The prediction is confirmed by the latest report in the Monthly Economic and Financial Market Review and Outlook for July 2018 which showed latest research estimates that Nigeria’s population may grow to 235 million in 2022 given the average rates in the population of the 36 states of the federation between 2012 and 2016.
This is also coming on the heels of an earlier report by the UN which projected that Nigeria would become the world’s third most populous nation by 2050. Nigeria is currently ranked 8th on the global demographic ladder.

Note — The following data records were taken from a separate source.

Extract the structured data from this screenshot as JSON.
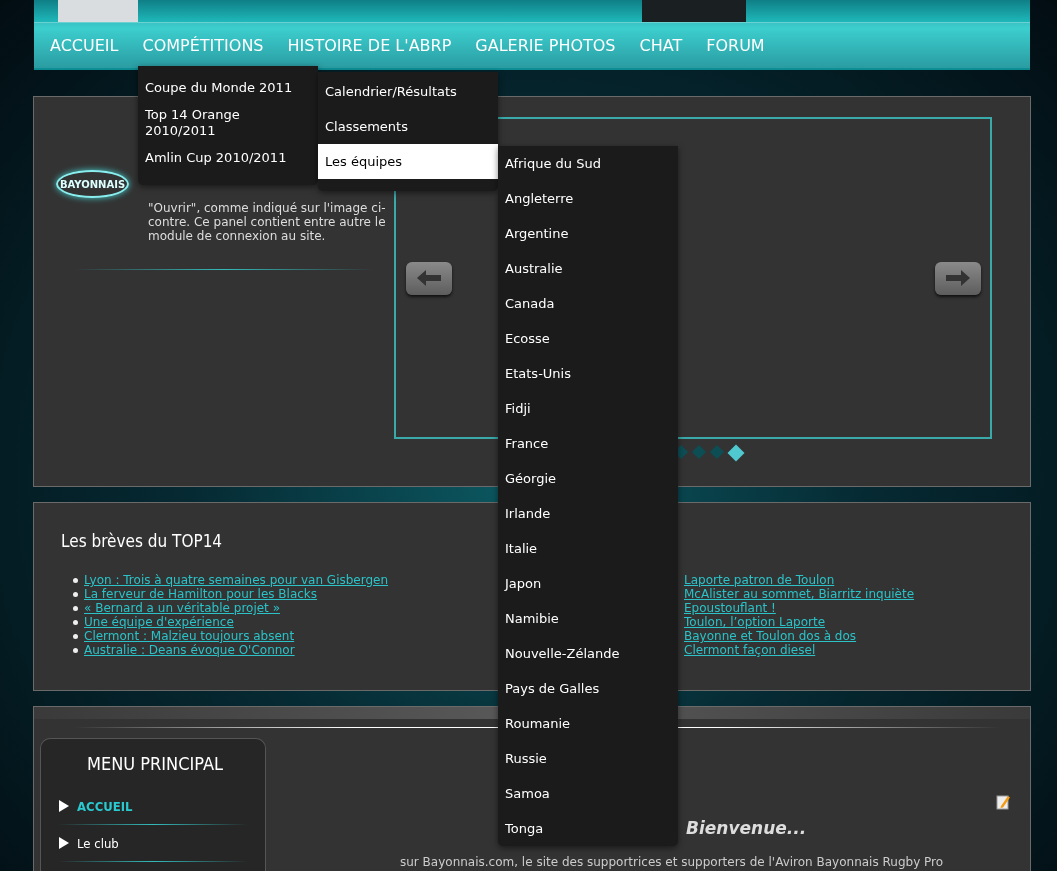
{
  "nav": {
    "items": [
      {
        "label": "ACCUEIL"
      },
      {
        "label": "COMPÉTITIONS"
      },
      {
        "label": "HISTOIRE DE L'ABRP"
      },
      {
        "label": "GALERIE PHOTOS"
      },
      {
        "label": "CHAT"
      },
      {
        "label": "FORUM"
      }
    ]
  },
  "competitions_menu": {
    "items": [
      {
        "label": "Coupe du Monde 2011"
      },
      {
        "label": "Top 14 Orange 2010/2011"
      },
      {
        "label": "Amlin Cup 2010/2011"
      }
    ]
  },
  "world_cup_menu": {
    "items": [
      {
        "label": "Calendrier/Résultats",
        "selected": false
      },
      {
        "label": "Classements",
        "selected": false
      },
      {
        "label": "Les équipes",
        "selected": true
      }
    ]
  },
  "teams_menu": {
    "items": [
      "Afrique du Sud",
      "Angleterre",
      "Argentine",
      "Australie",
      "Canada",
      "Ecosse",
      "Etats-Unis",
      "Fidji",
      "France",
      "Géorgie",
      "Irlande",
      "Italie",
      "Japon",
      "Namibie",
      "Nouvelle-Zélande",
      "Pays de Galles",
      "Roumanie",
      "Russie",
      "Samoa",
      "Tonga"
    ]
  },
  "intro": {
    "logo_text": "BAYONNAIS",
    "text": "\"Ouvrir\", comme indiqué sur l'image ci-contre. Ce panel contient entre autre le module de connexion au site."
  },
  "slider": {
    "dots": [
      {
        "selected": false
      },
      {
        "selected": false
      },
      {
        "selected": false
      },
      {
        "selected": true
      }
    ]
  },
  "breves": {
    "title": "Les brèves du TOP14",
    "links": [
      "Lyon : Trois à quatre semaines pour van Gisbergen",
      "La ferveur de Hamilton pour les Blacks",
      "« Bernard a un véritable projet »",
      "Une équipe d'expérience",
      "Clermont : Malzieu toujours absent",
      "Australie : Deans évoque O'Connor"
    ]
  },
  "actualites": {
    "links": [
      "Laporte patron de Toulon",
      "McAlister au sommet, Biarritz inquiète",
      "Epoustouflant !",
      "Toulon, l’option Laporte",
      "Bayonne et Toulon dos à dos",
      "Clermont façon diesel"
    ]
  },
  "main_menu": {
    "title": "MENU PRINCIPAL",
    "items": [
      {
        "label": "ACCUEIL",
        "selected": true
      },
      {
        "label": "Le club",
        "selected": false
      }
    ]
  },
  "content": {
    "heading": "Bienvenue...",
    "text": "sur Bayonnais.com, le site des supportrices et supporters de l'Aviron Bayonnais Rugby Pro"
  }
}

With records showing that the Total Fertility Rate, TFR, of the country was about 5.6 per cent in 2016 and 5.46 per cent in 2017, stakeholders fear that despite the increase, more Nigerian women are yet to have full access to family planning – an indication that the population will continue to grow.
Further findings by Good Health Weekly show that the major challenges could only be addressed when Nigerian women holistically adopt family planning and the country becomes more diligent in anything they do, without that, the population will continue to increase.
The report released by the National Bureau of Statistics, NBS, for the month of July, estimated the population of Nigeria to be 194 million in 2016, with an average growth rate of 3.28 per cent between 2012 and 2016. Federal Capital Territory, Abuja, recorded the fastest average population growth rate of 9.75 per cent.